The former Clerk of the House, Sir Malcolm Jack, in written evidence to the Joint Committee on Parliamentary Privilege in 2013, considered that

“the possibility of hauling people to the bar of the House and admonishing them would provide a theatre of the absurd”.

I think that he was right. The more recent precedent, set in 1992, is, as I have said, for Members to be reprimanded by resolution only. My Committee considered which form of admonishment was appropriate and decided firmly against summoning Mr Myler and Mr Crone to the Bar. That would risk moving the focus from the facts of the case, which are published with our report in great detail, to the punishment and making the process effectively a show trial, for want of a better expression. It seemed to me and the Committee that that would not be good for the House or for anyone else, even if those powers were available. We should remember that in 1957 the proceedings of the House were not broadcast and there was no such thing as social media. We recognise now that everything we do is much more public. I am sure that Mr Crone and Mr Myler will not regard today’s events as a light matter, and nor should they, given the findings of the Committee and the evidence that is in its report for all to see.

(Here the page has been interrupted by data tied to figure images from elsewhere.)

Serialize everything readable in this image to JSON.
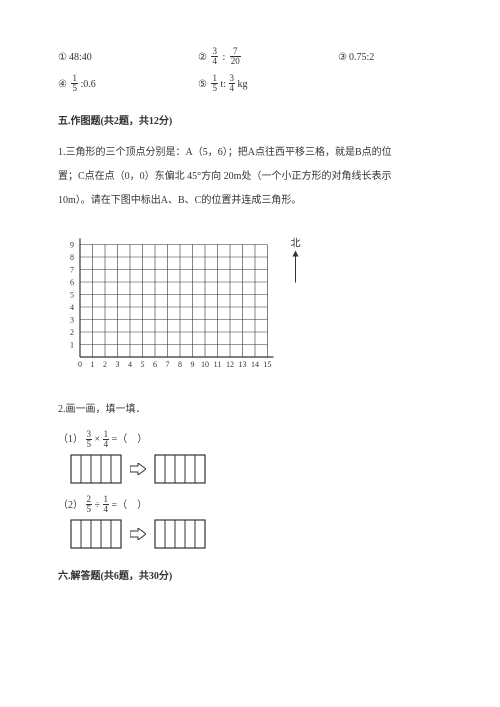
{
  "ratios": {
    "items": [
      {
        "num": "①",
        "exprA": "48:40"
      },
      {
        "num": "②",
        "f1n": "3",
        "f1d": "4",
        "sep": ":",
        "f2n": "7",
        "f2d": "20"
      },
      {
        "num": "③",
        "exprA": "0.75:2"
      },
      {
        "num": "④",
        "f1n": "1",
        "f1d": "5",
        "tail": ":0.6"
      },
      {
        "num": "⑤",
        "f1n": "1",
        "f1d": "5",
        "mid": " t: ",
        "f2n": "3",
        "f2d": "4",
        "tail2": " kg"
      }
    ]
  },
  "section5": {
    "heading": "五.作图题(共2题，共12分)",
    "q1_l1": "1.三角形的三个顶点分别是：A（5，6）；把A点往西平移三格，就是B点的位",
    "q1_l2": "置；C点在点（0，0）东偏北 45°方向 20m处（一个小正方形的对角线长表示",
    "q1_l3": "10m）。请在下图中标出A、B、C的位置并连成三角形。",
    "north": "北",
    "xlabels": [
      "0",
      "1",
      "2",
      "3",
      "4",
      "5",
      "6",
      "7",
      "8",
      "9",
      "10",
      "11",
      "12",
      "13",
      "14",
      "15"
    ],
    "ylabels": [
      "1",
      "2",
      "3",
      "4",
      "5",
      "6",
      "7",
      "8",
      "9"
    ],
    "q2": "2.画一画，填一填．"
  },
  "expr1": {
    "prefix": "（1）",
    "f1n": "3",
    "f1d": "5",
    "op": "×",
    "f2n": "1",
    "f2d": "4",
    "eq": "=（　）"
  },
  "expr2": {
    "prefix": "（2）",
    "f1n": "2",
    "f1d": "5",
    "op": "÷",
    "f2n": "1",
    "f2d": "4",
    "eq": "=（　）"
  },
  "section6": {
    "heading": "六.解答题(共6题，共30分)"
  },
  "style": {
    "gridStroke": "#333333",
    "rectStroke": "#333333",
    "arrowFill": "#333333"
  }
}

I could say much more on the subject of the House’s powers and how they are enforced, but I will be able to return to that matter if the House agrees to the proposal from the Leader of the House that the Committee of Privileges should examine the

“exercise and enforcement of the powers of the House in relation to select committees and contempts”.

As my Committee points out in our report, that matter has been left unresolved for too long and it is right that we should go away, look at it and come back with some workable recommendations. I believe that it is better that that be done away from any current privileges report or any current inquiry.

I hope that the Leader of the House can reassure us that, unlike in the past, time will be found for the House to debate and to come to an agreement on whatever recommendations we make in our report. I say to my hon. Friend the Member for Rhondda (Chris Bryant) that we have to get the power that this place has into the context of the 21st century, not the centuries before. That is important. If the proposal is agreed today, and agreed by the Privileges Committee, all Members, and I am sure others, will have the opportunity to give evidence to the Committee about the powers we have and how we should exercise them.

The inquiry took a long time and my Committee has done its best to reach a fair verdict following a fair process. I think that we have done that and I ask the House to support the motion before it today.